2010 - 2019: Menschenrechte im digitalen Zeitalter
Die technologischen Entwicklungen bringen zahlreicher Erneuerungen, sorgen aber auch für eine Auflösung bestehender gesellschaftlicher Strukturen und eine starke Veränderung in der Arbeitswelt. Zugleich macht sich ab 2010 weltweit eine wachsende Polarisierung in der politischen Landschaft bemerkbar - die extremen Ränder der Gesellschaften gewinnen an Einfluss und die terroristische Gewalt steigt an. Unter anderem durch Kriege im Nahen und Mittleren Osten entstehen große Fluchtbewegungen, auf die Europa mit zunehmender Abriegelung reagiert. Zugleich schwächen Machthaber wie Wladimir Putin, Viktor Orbán, Recep Tayyip Erdoğan, Jair Messias Bolsonaro, aber auch Donald Trump die demokratischen Rechte ihrer Bevölkerungen.
Der Friedenspreis reagiert darauf mit der Wahl von Menschen, die sich für Demokratie einsetzen, die die kulturelle Erinnerung in den Vordergrund stellen und die eine größere Humanität in der digitalen Welt einfordern. Immer stärker rückt zudem die Gefährdung unseres Planeten in den Vordergrund – eine der drängendsten Herausforderungen der Menschheit für die Zukunft.
Verantwortung aus der Geschichte
Dass eine Preisverleihung eine derart wichtige Bedeutung erhalten konnte, liegt auch in dem Anspruch seiner Initiatoren begründet: Nach der schrecklichsten Episode in der Geschichte der Menschheit sollte mit der Verleihung eines Friedenspreises ein Streben geehrt werden, das versucht, den Ansichten Immanuel Kants über „Ewigen Frieden“ und den Menschen als frei handelndes Wesen mit weltweit gültigen Menschenrechten gerecht zu werden.

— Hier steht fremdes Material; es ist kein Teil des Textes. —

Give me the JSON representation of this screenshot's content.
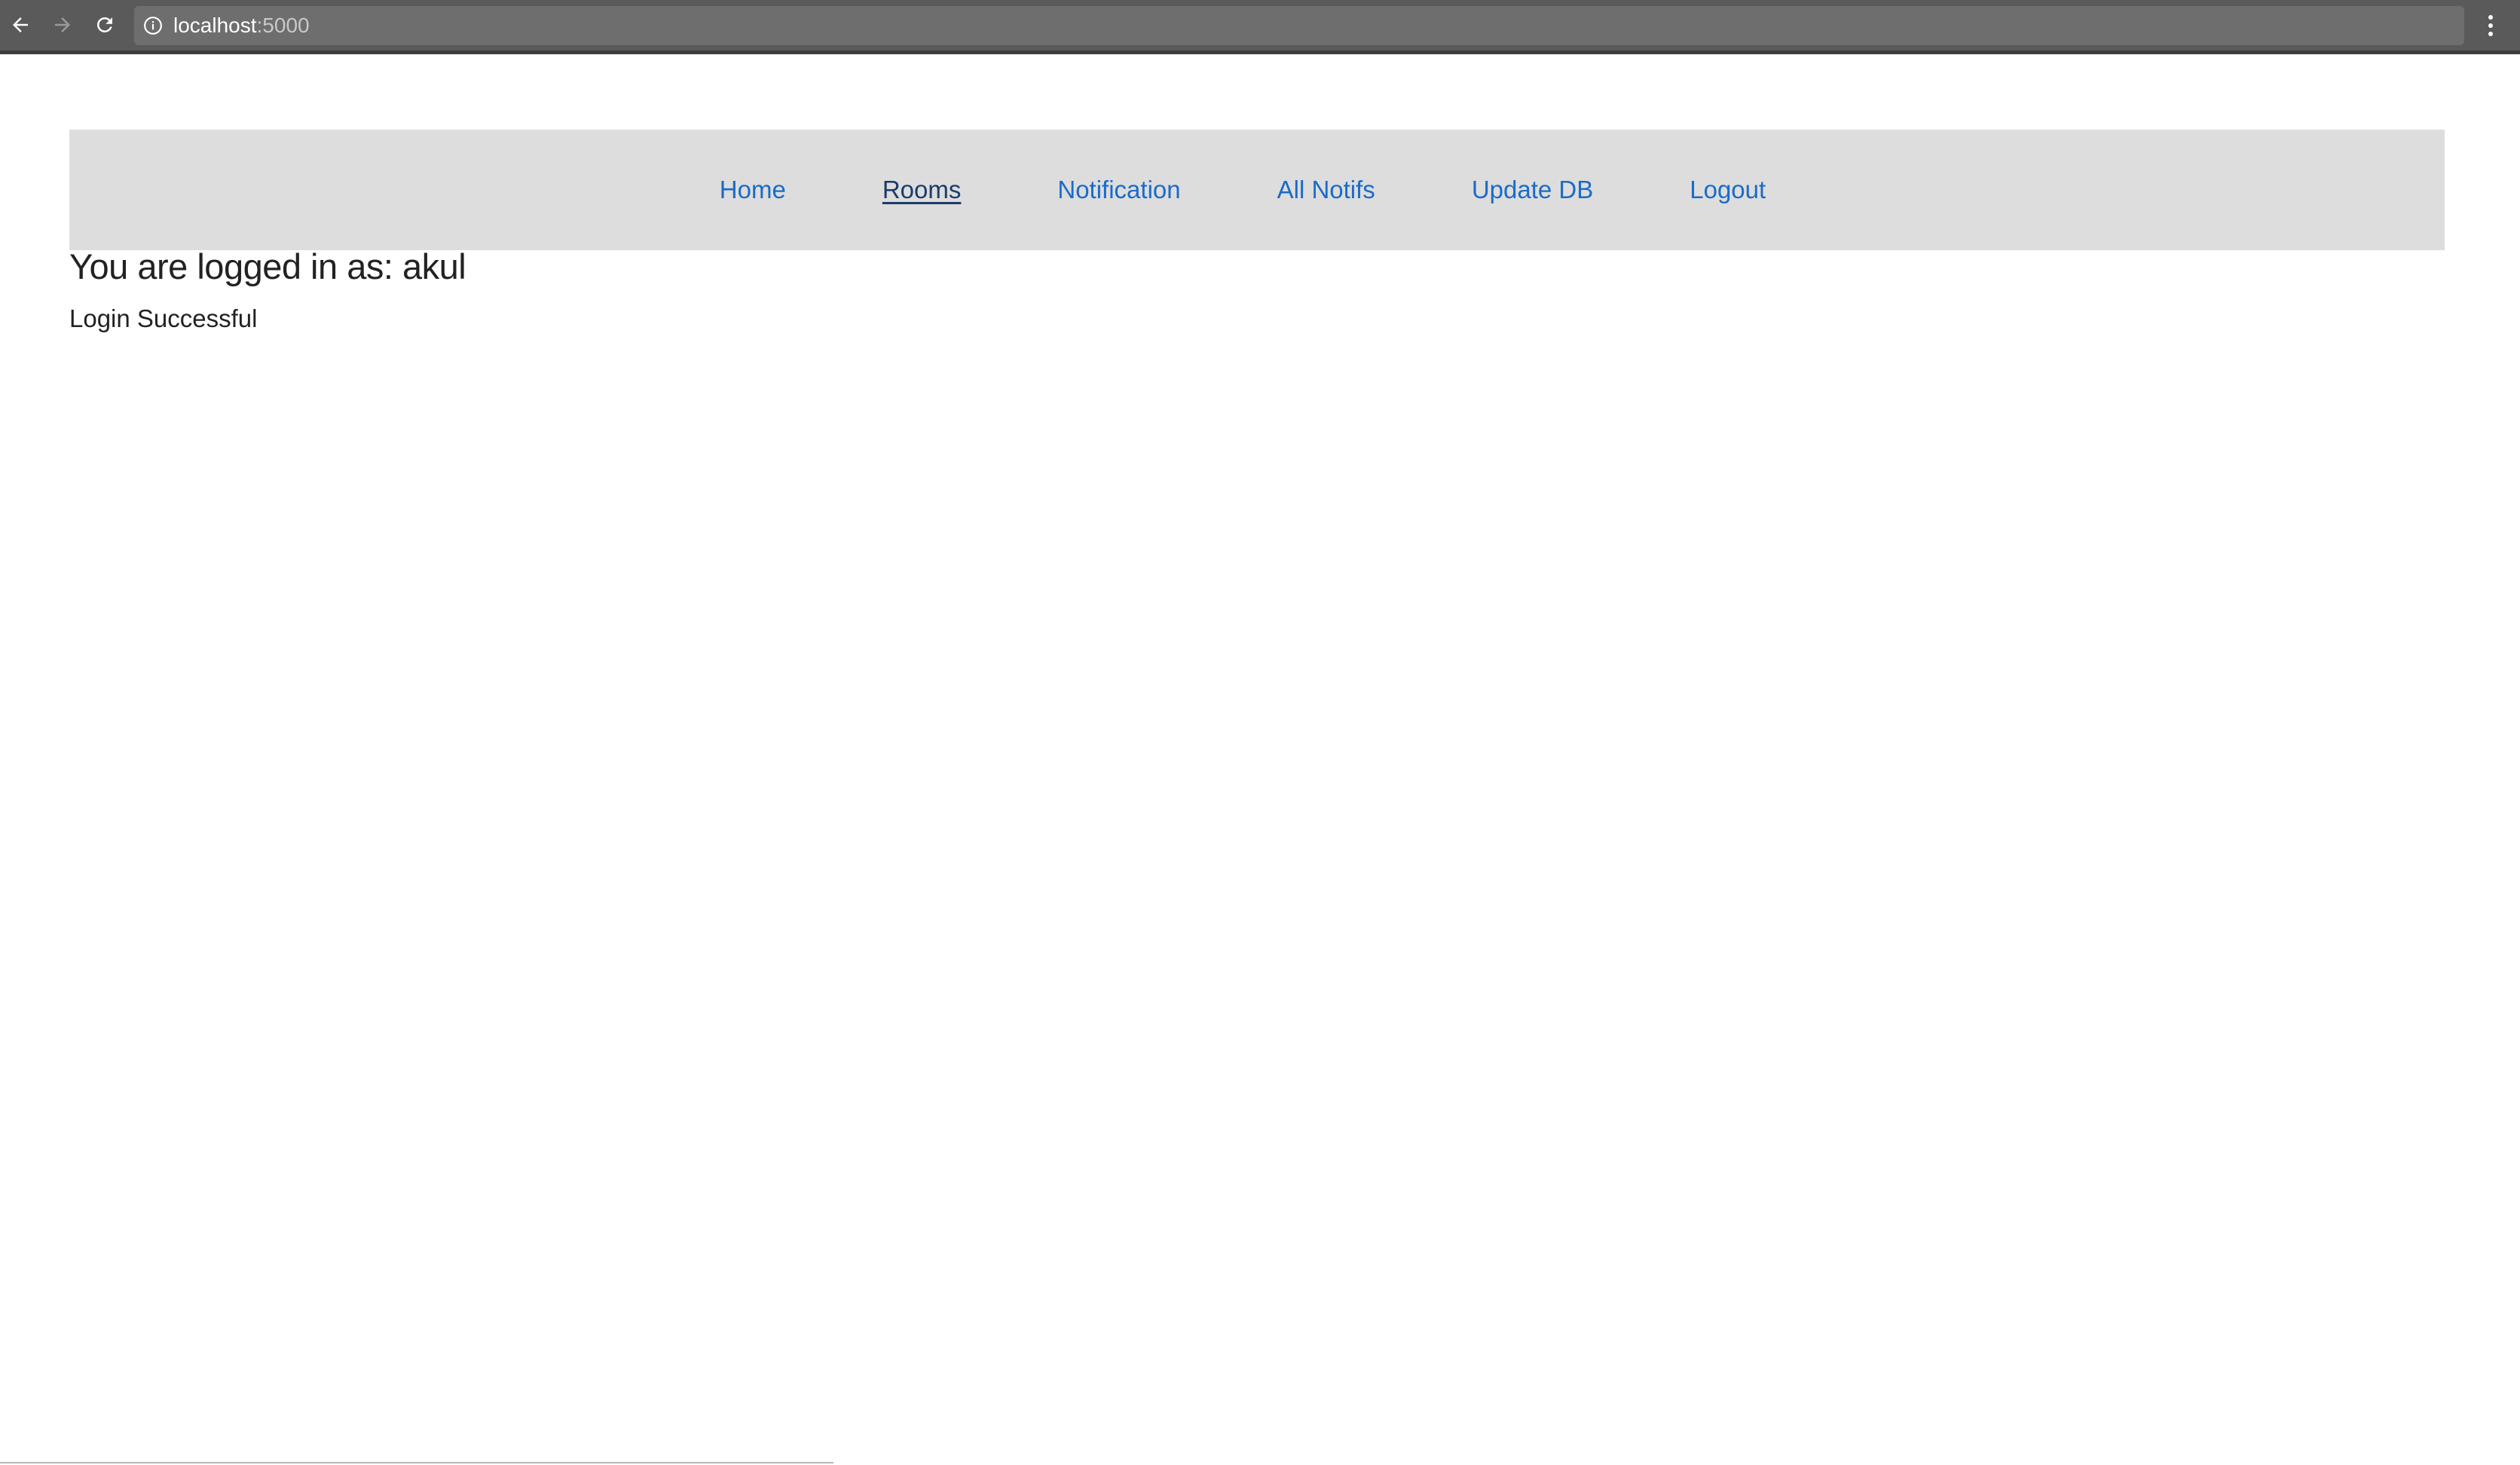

Der Stiftungsrat des Friedenspreises wählt als unabhängige Jury den Preisträger oder die Preisträgerin aus den von der Öffentlichkeit vorgeschlagenen Kandidat*innen aus. Die feierliche Zeremonie in der Frankfurter Paulskirche, bei der ein Laudator oder ein Laudatorin die gesellschaftliche Bedeutung des oder der Geehrten und seines bzw. ihres künstlerischen Werkes würdigt, wird durch Radio und Fernsehen live übertragen. Der oder die Ausgezeichnete erhält nach der von ihm oder ihr gehaltenen Friedenspreisrede ein Preisgeld in Höhe von 25.000 €, das von den Mitgliedern des Börsenvereins, den Verleger*innen und Buchhändler*innen in Deutschland, aufgebracht wird.